Using some of the world’s most powerful telescopes, the DART investigation team last month completed a six-night observation campaign to confirm earlier calculations of the orbit of Dimorphos—DART’s asteroid target—around its larger parent asteroid, Didymos, confirming where the asteroid is expected to be located at the time of impact. DART, which is the world’s first attempt to change the speed and path of an asteroid’s motion in space, tests a method of asteroid deflection that could prove useful if such a need arises in the future for planetary defense.
“The measurements the team made in early 2021 were critical for making sure that DART arrived at the right place and the right time for its kinetic impact into Dimorphos,” said Andy Rivkin, the DART investigation team co-lead at the Johns Hopkins University Applied Physics Laboratory (APL) in Laurel, Maryland. “Confirming those measurements with new observations shows us that we don’t need any course changes and we’re already right on target.”
However, understanding the dynamics of Dimorphos’ orbit is important for reasons beyond ensuring DART’s impact. If DART succeeds in altering Dimorphos’ path, the moonlet will move closer toward Didymos, shortening the time it takes to orbit it. Measuring that change is straightforward, but scientists need to confirm that nothing other than the impact is affecting the orbit. This includes subtle forces such as radiation recoil from the asteroid’s Sun-warmed surface, which can gently push on the asteroid and cause its orbit to change.
“The before-and-after nature of this experiment requires exquisite knowledge of the asteroid system before we do anything to it,” said Nick Moskovitz, an astronomer with Lowell Observatory in Flagstaff, Arizona, and co-lead of the July observation campaign. “We don’t want to, at the last minute, say, ‘Oh, here’s something we hadn’t thought about or phenomena we hadn’t considered.’ We want to be sure that any change we see is entirely due to what DART did.”

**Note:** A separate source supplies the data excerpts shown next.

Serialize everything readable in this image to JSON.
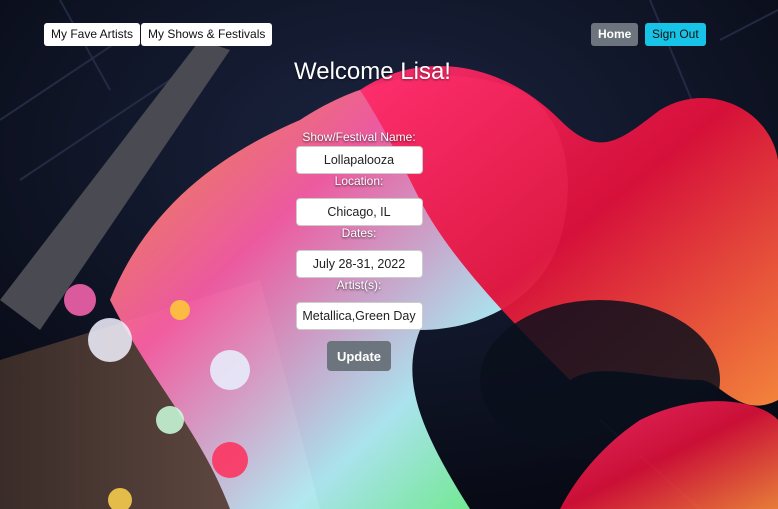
{
  "nav": {
    "fave_artists": "My Fave Artists",
    "shows_festivals": "My Shows & Festivals",
    "home": "Home",
    "sign_out": "Sign Out"
  },
  "welcome": "Welcome Lisa!",
  "form": {
    "show_label": "Show/Festival Name:",
    "show_value": "Lollapalooza",
    "location_label": "Location:",
    "location_value": "Chicago, IL",
    "dates_label": "Dates:",
    "dates_value": "July 28-31, 2022",
    "artists_label": "Artist(s):",
    "artists_value": "Metallica,Green Day",
    "update_label": "Update"
  }
}
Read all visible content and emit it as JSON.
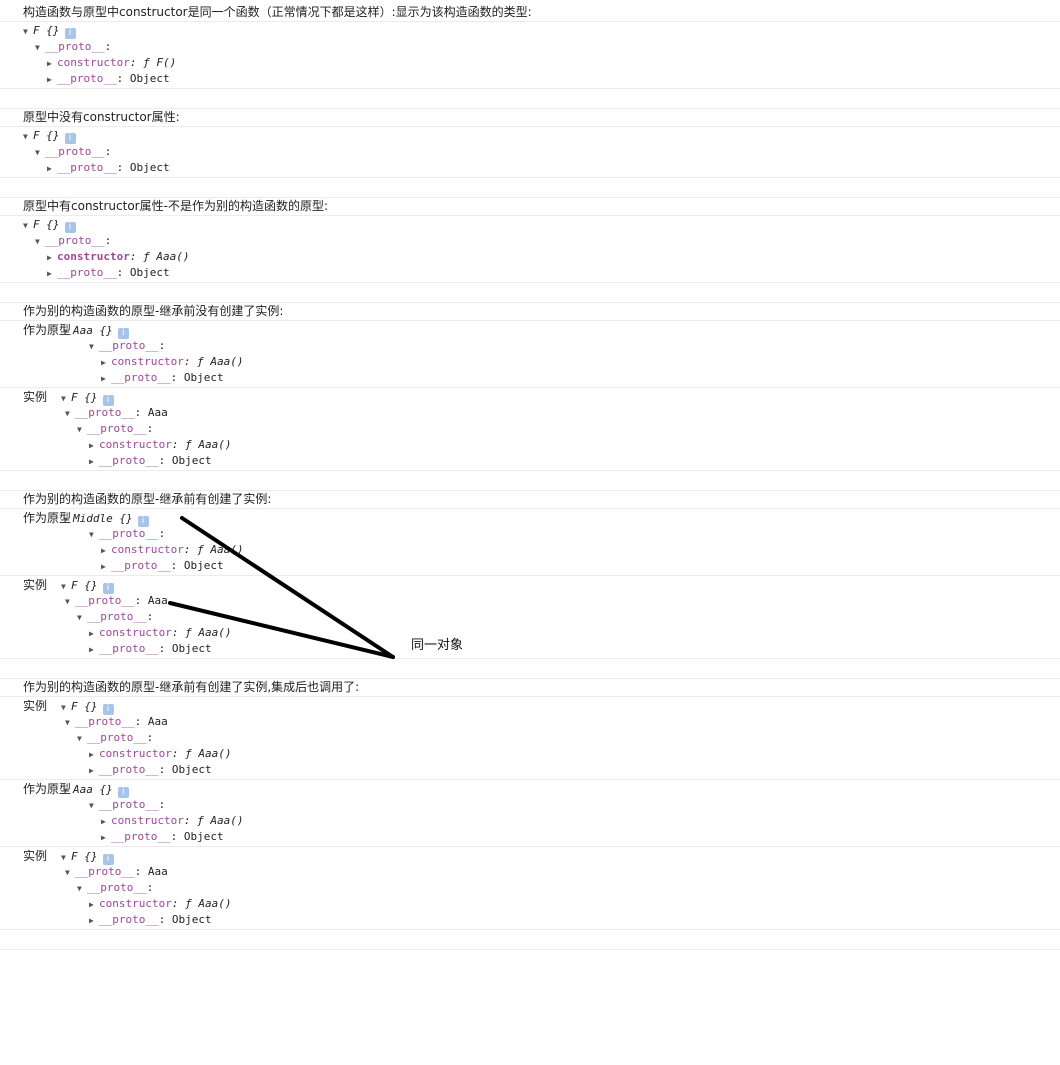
{
  "groups": [
    {
      "title": "构造函数与原型中constructor是同一个函数（正常情况下都是这样）:显示为该构造函数的类型:",
      "entries": [
        {
          "label": "",
          "lines": [
            {
              "d": 0,
              "t": "▼",
              "k": "F {}",
              "s": "obj",
              "info": true
            },
            {
              "d": 1,
              "t": "▼",
              "k": "__proto__",
              "v": ":"
            },
            {
              "d": 2,
              "t": "▶",
              "k": "constructor",
              "v": ": ƒ F()",
              "fn": true
            },
            {
              "d": 2,
              "t": "▶",
              "k": "__proto__",
              "v": ": Object"
            }
          ]
        }
      ]
    },
    {
      "title": "原型中没有constructor属性:",
      "entries": [
        {
          "label": "",
          "lines": [
            {
              "d": 0,
              "t": "▼",
              "k": "F {}",
              "s": "obj",
              "info": true
            },
            {
              "d": 1,
              "t": "▼",
              "k": "__proto__",
              "v": ":"
            },
            {
              "d": 2,
              "t": "▶",
              "k": "__proto__",
              "v": ": Object"
            }
          ]
        }
      ]
    },
    {
      "title": "原型中有constructor属性-不是作为别的构造函数的原型:",
      "entries": [
        {
          "label": "",
          "lines": [
            {
              "d": 0,
              "t": "▼",
              "k": "F {}",
              "s": "obj",
              "info": true
            },
            {
              "d": 1,
              "t": "▼",
              "k": "__proto__",
              "v": ":"
            },
            {
              "d": 2,
              "t": "▶",
              "k": "constructor",
              "v": ": ƒ Aaa()",
              "fn": true,
              "hl": true
            },
            {
              "d": 2,
              "t": "▶",
              "k": "__proto__",
              "v": ": Object"
            }
          ]
        }
      ]
    },
    {
      "title": "作为别的构造函数的原型-继承前没有创建了实例:",
      "entries": [
        {
          "label": "作为原型",
          "lines": [
            {
              "d": 0,
              "t": "▼",
              "k": "Aaa {}",
              "s": "obj",
              "info": true
            },
            {
              "d": 1,
              "t": "▼",
              "k": "__proto__",
              "v": ":"
            },
            {
              "d": 2,
              "t": "▶",
              "k": "constructor",
              "v": ": ƒ Aaa()",
              "fn": true
            },
            {
              "d": 2,
              "t": "▶",
              "k": "__proto__",
              "v": ": Object"
            }
          ]
        },
        {
          "label": "实例",
          "lines": [
            {
              "d": 0,
              "t": "▼",
              "k": "F {}",
              "s": "obj",
              "info": true
            },
            {
              "d": 1,
              "t": "▼",
              "k": "__proto__",
              "v": ": Aaa"
            },
            {
              "d": 2,
              "t": "▼",
              "k": "__proto__",
              "v": ":"
            },
            {
              "d": 3,
              "t": "▶",
              "k": "constructor",
              "v": ": ƒ Aaa()",
              "fn": true
            },
            {
              "d": 3,
              "t": "▶",
              "k": "__proto__",
              "v": ": Object"
            }
          ]
        }
      ]
    },
    {
      "title": "作为别的构造函数的原型-继承前有创建了实例:",
      "entries": [
        {
          "label": "作为原型",
          "lines": [
            {
              "d": 0,
              "t": "▼",
              "k": "Middle {}",
              "s": "obj",
              "info": true
            },
            {
              "d": 1,
              "t": "▼",
              "k": "__proto__",
              "v": ":"
            },
            {
              "d": 2,
              "t": "▶",
              "k": "constructor",
              "v": ": ƒ Aaa()",
              "fn": true
            },
            {
              "d": 2,
              "t": "▶",
              "k": "__proto__",
              "v": ": Object"
            }
          ]
        },
        {
          "label": "实例",
          "lines": [
            {
              "d": 0,
              "t": "▼",
              "k": "F {}",
              "s": "obj",
              "info": true
            },
            {
              "d": 1,
              "t": "▼",
              "k": "__proto__",
              "v": ": Aaa"
            },
            {
              "d": 2,
              "t": "▼",
              "k": "__proto__",
              "v": ":"
            },
            {
              "d": 3,
              "t": "▶",
              "k": "constructor",
              "v": ": ƒ Aaa()",
              "fn": true
            },
            {
              "d": 3,
              "t": "▶",
              "k": "__proto__",
              "v": ": Object"
            }
          ]
        }
      ]
    },
    {
      "title": "作为别的构造函数的原型-继承前有创建了实例,集成后也调用了:",
      "entries": [
        {
          "label": "实例",
          "lines": [
            {
              "d": 0,
              "t": "▼",
              "k": "F {}",
              "s": "obj",
              "info": true
            },
            {
              "d": 1,
              "t": "▼",
              "k": "__proto__",
              "v": ": Aaa"
            },
            {
              "d": 2,
              "t": "▼",
              "k": "__proto__",
              "v": ":"
            },
            {
              "d": 3,
              "t": "▶",
              "k": "constructor",
              "v": ": ƒ Aaa()",
              "fn": true
            },
            {
              "d": 3,
              "t": "▶",
              "k": "__proto__",
              "v": ": Object"
            }
          ]
        },
        {
          "label": "作为原型",
          "lines": [
            {
              "d": 0,
              "t": "▼",
              "k": "Aaa {}",
              "s": "obj",
              "info": true
            },
            {
              "d": 1,
              "t": "▼",
              "k": "__proto__",
              "v": ":"
            },
            {
              "d": 2,
              "t": "▶",
              "k": "constructor",
              "v": ": ƒ Aaa()",
              "fn": true
            },
            {
              "d": 2,
              "t": "▶",
              "k": "__proto__",
              "v": ": Object"
            }
          ]
        },
        {
          "label": "实例",
          "lines": [
            {
              "d": 0,
              "t": "▼",
              "k": "F {}",
              "s": "obj",
              "info": true
            },
            {
              "d": 1,
              "t": "▼",
              "k": "__proto__",
              "v": ": Aaa"
            },
            {
              "d": 2,
              "t": "▼",
              "k": "__proto__",
              "v": ":"
            },
            {
              "d": 3,
              "t": "▶",
              "k": "constructor",
              "v": ": ƒ Aaa()",
              "fn": true
            },
            {
              "d": 3,
              "t": "▶",
              "k": "__proto__",
              "v": ": Object"
            }
          ]
        }
      ]
    }
  ],
  "info_glyph": "i",
  "annotation": {
    "label": "同一对象",
    "color": "#000000"
  },
  "colors": {
    "key": "#a0479c",
    "info_badge": "#a8c4e8",
    "separator": "#ececec"
  }
}
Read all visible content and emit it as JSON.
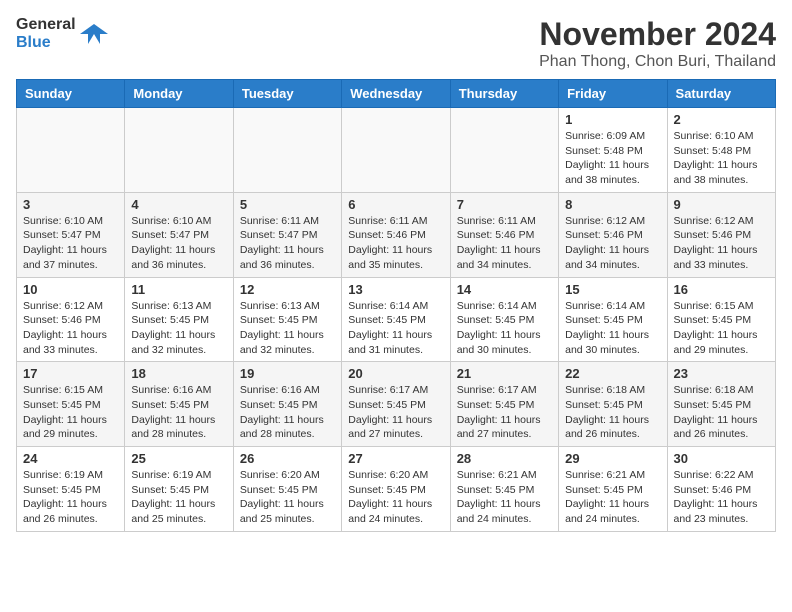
{
  "logo": {
    "text_general": "General",
    "text_blue": "Blue"
  },
  "header": {
    "month": "November 2024",
    "location": "Phan Thong, Chon Buri, Thailand"
  },
  "days_of_week": [
    "Sunday",
    "Monday",
    "Tuesday",
    "Wednesday",
    "Thursday",
    "Friday",
    "Saturday"
  ],
  "weeks": [
    [
      {
        "day": "",
        "info": ""
      },
      {
        "day": "",
        "info": ""
      },
      {
        "day": "",
        "info": ""
      },
      {
        "day": "",
        "info": ""
      },
      {
        "day": "",
        "info": ""
      },
      {
        "day": "1",
        "info": "Sunrise: 6:09 AM\nSunset: 5:48 PM\nDaylight: 11 hours and 38 minutes."
      },
      {
        "day": "2",
        "info": "Sunrise: 6:10 AM\nSunset: 5:48 PM\nDaylight: 11 hours and 38 minutes."
      }
    ],
    [
      {
        "day": "3",
        "info": "Sunrise: 6:10 AM\nSunset: 5:47 PM\nDaylight: 11 hours and 37 minutes."
      },
      {
        "day": "4",
        "info": "Sunrise: 6:10 AM\nSunset: 5:47 PM\nDaylight: 11 hours and 36 minutes."
      },
      {
        "day": "5",
        "info": "Sunrise: 6:11 AM\nSunset: 5:47 PM\nDaylight: 11 hours and 36 minutes."
      },
      {
        "day": "6",
        "info": "Sunrise: 6:11 AM\nSunset: 5:46 PM\nDaylight: 11 hours and 35 minutes."
      },
      {
        "day": "7",
        "info": "Sunrise: 6:11 AM\nSunset: 5:46 PM\nDaylight: 11 hours and 34 minutes."
      },
      {
        "day": "8",
        "info": "Sunrise: 6:12 AM\nSunset: 5:46 PM\nDaylight: 11 hours and 34 minutes."
      },
      {
        "day": "9",
        "info": "Sunrise: 6:12 AM\nSunset: 5:46 PM\nDaylight: 11 hours and 33 minutes."
      }
    ],
    [
      {
        "day": "10",
        "info": "Sunrise: 6:12 AM\nSunset: 5:46 PM\nDaylight: 11 hours and 33 minutes."
      },
      {
        "day": "11",
        "info": "Sunrise: 6:13 AM\nSunset: 5:45 PM\nDaylight: 11 hours and 32 minutes."
      },
      {
        "day": "12",
        "info": "Sunrise: 6:13 AM\nSunset: 5:45 PM\nDaylight: 11 hours and 32 minutes."
      },
      {
        "day": "13",
        "info": "Sunrise: 6:14 AM\nSunset: 5:45 PM\nDaylight: 11 hours and 31 minutes."
      },
      {
        "day": "14",
        "info": "Sunrise: 6:14 AM\nSunset: 5:45 PM\nDaylight: 11 hours and 30 minutes."
      },
      {
        "day": "15",
        "info": "Sunrise: 6:14 AM\nSunset: 5:45 PM\nDaylight: 11 hours and 30 minutes."
      },
      {
        "day": "16",
        "info": "Sunrise: 6:15 AM\nSunset: 5:45 PM\nDaylight: 11 hours and 29 minutes."
      }
    ],
    [
      {
        "day": "17",
        "info": "Sunrise: 6:15 AM\nSunset: 5:45 PM\nDaylight: 11 hours and 29 minutes."
      },
      {
        "day": "18",
        "info": "Sunrise: 6:16 AM\nSunset: 5:45 PM\nDaylight: 11 hours and 28 minutes."
      },
      {
        "day": "19",
        "info": "Sunrise: 6:16 AM\nSunset: 5:45 PM\nDaylight: 11 hours and 28 minutes."
      },
      {
        "day": "20",
        "info": "Sunrise: 6:17 AM\nSunset: 5:45 PM\nDaylight: 11 hours and 27 minutes."
      },
      {
        "day": "21",
        "info": "Sunrise: 6:17 AM\nSunset: 5:45 PM\nDaylight: 11 hours and 27 minutes."
      },
      {
        "day": "22",
        "info": "Sunrise: 6:18 AM\nSunset: 5:45 PM\nDaylight: 11 hours and 26 minutes."
      },
      {
        "day": "23",
        "info": "Sunrise: 6:18 AM\nSunset: 5:45 PM\nDaylight: 11 hours and 26 minutes."
      }
    ],
    [
      {
        "day": "24",
        "info": "Sunrise: 6:19 AM\nSunset: 5:45 PM\nDaylight: 11 hours and 26 minutes."
      },
      {
        "day": "25",
        "info": "Sunrise: 6:19 AM\nSunset: 5:45 PM\nDaylight: 11 hours and 25 minutes."
      },
      {
        "day": "26",
        "info": "Sunrise: 6:20 AM\nSunset: 5:45 PM\nDaylight: 11 hours and 25 minutes."
      },
      {
        "day": "27",
        "info": "Sunrise: 6:20 AM\nSunset: 5:45 PM\nDaylight: 11 hours and 24 minutes."
      },
      {
        "day": "28",
        "info": "Sunrise: 6:21 AM\nSunset: 5:45 PM\nDaylight: 11 hours and 24 minutes."
      },
      {
        "day": "29",
        "info": "Sunrise: 6:21 AM\nSunset: 5:45 PM\nDaylight: 11 hours and 24 minutes."
      },
      {
        "day": "30",
        "info": "Sunrise: 6:22 AM\nSunset: 5:46 PM\nDaylight: 11 hours and 23 minutes."
      }
    ]
  ]
}
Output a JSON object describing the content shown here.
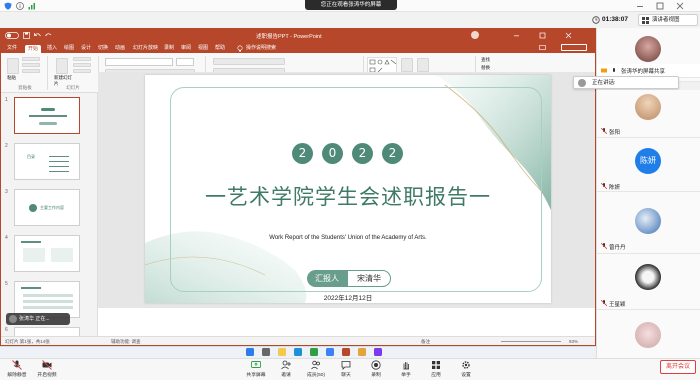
{
  "meeting": {
    "share_banner": "您正在观看张涛华的屏幕",
    "clock": "01:38:07",
    "view_button": "演讲者视图",
    "speaking": "正在讲话:",
    "leave": "离开会议"
  },
  "ppt": {
    "title": "述职报告PPT - PowerPoint",
    "tabs": [
      "文件",
      "开始",
      "插入",
      "绘图",
      "设计",
      "切换",
      "动画",
      "幻灯片放映",
      "录制",
      "审阅",
      "视图",
      "帮助",
      "操作说明搜索"
    ],
    "groups": [
      "剪贴板",
      "幻灯片",
      "字体",
      "段落",
      "绘图",
      "编辑"
    ],
    "ribbon_labels": {
      "paste": "粘贴",
      "new_slide": "新建幻灯片",
      "arrange": "排列",
      "quick_styles": "快速样式",
      "find": "查找",
      "replace": "替换",
      "select": "选择"
    },
    "slide_numbers": [
      "1",
      "2",
      "3",
      "4",
      "5",
      "6"
    ],
    "thumb_texts": [
      "目录",
      "主要工作内容"
    ],
    "status": {
      "left": "幻灯片 第1张，共14张",
      "mid": "辅助功能: 调查",
      "notes": "备注",
      "zoom": "93%"
    },
    "notification": "张涛华 正在..."
  },
  "slide": {
    "year_digits": [
      "2",
      "0",
      "2",
      "2"
    ],
    "title": "一艺术学院学生会述职报告一",
    "subtitle": "Work Report of the Students' Union of the Academy of Arts.",
    "reporter_label": "汇报人",
    "reporter_name": "宋清华",
    "date": "2022年12月12日"
  },
  "participants": [
    {
      "name": "",
      "role": "presenter-tile",
      "color": "#6b3f3a"
    },
    {
      "name": "张涛华的屏幕共享",
      "role": "sharing",
      "color": "#b7472a"
    },
    {
      "name": "张阳",
      "role": "photo",
      "color": "#d9b48f"
    },
    {
      "name": "陈妍",
      "role": "initials",
      "color": "#1f7ee8"
    },
    {
      "name": "曾丹丹",
      "role": "photo",
      "color": "#3b6fb0"
    },
    {
      "name": "王星颖",
      "role": "photo",
      "color": "#2d2d2d"
    },
    {
      "name": "",
      "role": "photo",
      "color": "#c9a3a3"
    }
  ],
  "toolbar": [
    "解除静音",
    "开启视频",
    "共享屏幕",
    "邀请",
    "成员(50)",
    "聊天",
    "录制",
    "举手",
    "应用",
    "设置"
  ]
}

In late September to early October, around the time of DART’s impact, Didymos and Dimorphos will make their closest approach to Earth in recent years at approximately 6.7 million miles (10.8 million kilometers) away. Since March 2021 the Didymos system had been out of range of most ground-based telescopes because of its distance from Earth, but early this July the DART Investigation Team employed powerful telescopes in Arizona and Chile — the Lowell Discovery Telescope at Lowell Observatory, the Magellan Telescope at Las Campanas Observatory and the Southern Astrophysical Research (SOAR) Telescope — to observe the asteroid system and look for changes in its brightness. These changes, called “mutual events,” occur when one of the asteroids passes in front of the other because of Dimorphos’ orbit, blocking some of the light they emit.
“It was a tricky time of year to get these observations,” said Moskovitz. In the Northern Hemisphere, the nights are short, and it is monsoon season in Arizona. In the Southern Hemisphere, the threat of winter storms loomed. In fact, just after the observation campaign, a snowstorm hit Chile, prompting evacuations from the mountain where SOAR is located. The telescope was then shut down for close to ten days. “We asked for six half-nights of observation with some expectation that about half of those would be lost to weather, but we only lost one night. We got really lucky.”
In all, the team was able to extract from the data the timing of 11 new mutual events. Studying those changes in brightness enabled scientists to determine precisely how long it takes Dimorphos to orbit the larger asteroid and thereby predict where Dimorphos will be located at specific moments in time, including when DART makes impact. The results were consistent with previous calculations.
“We really have high confidence now that the asteroid system is well understood and we are set up to understand what happens after impact,” Moskovitz said.
Not only did this observation campaign enable the team to confirm Dimorphos’ orbital period and expected location at time of impact, but it also allowed team members to refine the process they will use to determine whether DART successfully changed Dimorphos’s orbit post-impact, and by how much.
In October, the team will again use ground-based telescopes around the world to look for mutual events and calculate Dimorphos’ new orbit, expecting that the time it takes the smaller asteroid to orbit Didymos will have shifted by several minutes. These observations will also help constrain theories that scientists around the world have put forward about Dimorphos’ orbit dynamics and the rotation of both asteroids.
Johns Hopkins APL manages the DART mission for NASA’s Planetary Defense Coordination Office as a project of the agency’s Planetary Missions Program Office. DART is the world’s first planetary defense test mission, intentionally executing a kinetic impact into Dimorphos to slightly change its motion in space. While neither asteroid poses a threat to Earth, the DART mission will demonstrate that a spacecraft can autonomously navigate to a kinetic impact on a relatively small target asteroid and that this is a viable technique to deflect an asteroid on a collision course with Earth if one is ever discovered. DART will reach its target on Sept. 26, 2022.